Using git and GitHub with RStudio

This session will cover:

Setting up git on your computer

MacOSX and Linux computers all come with git pre-installed, but it is not always directly usable. The best way to test if git is ready to use is at the command line:

git --version
# git version 2.39.3

It should return something like above. If you get an error, you will have to install git

Installing git

You can download a copy of git here: https://git-scm.com/downloads and follow the instructions according to your Operating System.

Windows

You can keep the options to default during the installation, until you reach Configuring the terminal emulator to use with Git Bash -> be sure Use MinTTY is selected. This will install both git and a set of useful command-line tools using a trimmed down Bash shell.

Mac OSX

Depending on the version, you might have to run a few commands from the terminal. Please refer to the README.txt that comes with the download regarding the exact steps to follow.

Setting up your git identity

Before you start using git on any computer, you will have to set your identity on your system, as every snapshot of files is associated with the user who implemented the modifications to the file(s).

Open the Terminal or git bash and then type the following commands.

Setup your profile

At the commande line

If you are not sure if you have already set your git identity you can check this running this command:

git config --global --list

If you identity is not set yet, you need to provide your name and email (we recommend to use the same email as used when setting your GitHub account):

git config --global user.name "your Full Name"
git config --global user.email "your Email"
Optional

Check that everything is correct:

git config --global --list

Modify everything at the same time:

git config --global --edit

Set your text editor:

git config --system core.editor nano

Here nano is used as example; you can choose most of the text editor you might have installed on your computer (atom, sublime, notepad++ …).

Problem with any of those steps? Check out Jenny Brian Happy git trouble shooting section

Using R

If you are an R user, the usethis package is your friend!! You can use this package to check and set up your git identity.

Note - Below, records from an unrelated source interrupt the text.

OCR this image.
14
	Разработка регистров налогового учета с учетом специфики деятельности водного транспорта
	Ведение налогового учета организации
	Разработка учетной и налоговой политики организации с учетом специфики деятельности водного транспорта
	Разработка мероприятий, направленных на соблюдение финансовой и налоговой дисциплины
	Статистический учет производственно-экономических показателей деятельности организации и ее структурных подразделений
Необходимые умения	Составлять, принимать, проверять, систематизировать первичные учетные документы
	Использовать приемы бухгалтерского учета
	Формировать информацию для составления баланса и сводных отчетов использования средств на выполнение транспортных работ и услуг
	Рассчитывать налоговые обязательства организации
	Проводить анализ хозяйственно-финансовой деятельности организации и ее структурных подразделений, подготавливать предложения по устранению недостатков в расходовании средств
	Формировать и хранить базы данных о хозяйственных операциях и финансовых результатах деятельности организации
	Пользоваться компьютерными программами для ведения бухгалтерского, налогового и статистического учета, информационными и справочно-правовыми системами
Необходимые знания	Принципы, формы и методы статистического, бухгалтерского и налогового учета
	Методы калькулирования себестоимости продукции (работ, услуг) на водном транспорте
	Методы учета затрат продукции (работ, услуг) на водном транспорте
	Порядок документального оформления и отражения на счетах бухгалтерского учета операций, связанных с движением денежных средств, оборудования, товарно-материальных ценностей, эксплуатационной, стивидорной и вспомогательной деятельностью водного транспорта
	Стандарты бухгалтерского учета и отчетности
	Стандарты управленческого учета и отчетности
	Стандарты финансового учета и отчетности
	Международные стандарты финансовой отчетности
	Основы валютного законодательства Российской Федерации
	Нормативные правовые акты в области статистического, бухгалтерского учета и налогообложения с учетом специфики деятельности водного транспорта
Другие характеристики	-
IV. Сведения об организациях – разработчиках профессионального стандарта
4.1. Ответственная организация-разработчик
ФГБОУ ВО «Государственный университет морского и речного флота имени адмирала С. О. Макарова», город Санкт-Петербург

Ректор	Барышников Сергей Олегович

Check if you identity is set up:

# install.packages("usethis")
usethis::git_sitrep()

If you git identity is not yet set, you should see something like this:

You can set your git user name and email as follow:

usethis::use_git_config(user.name = "Julien Brun", user.email = "julien.brun@ucsb.edu")

Linking git and RStudio

In most cases, RStudio should automatically detect git when it is installed on your computer. The best way to check this is to go to the Tools menu -> Global Options and click on git/SVN

If git is properly set up, the window should look like this:

Click OK.

Note: if git was not enabled, you might be asked to restart RStudio to enable it.

Setting up your GitHub Personal Access Token (PAT)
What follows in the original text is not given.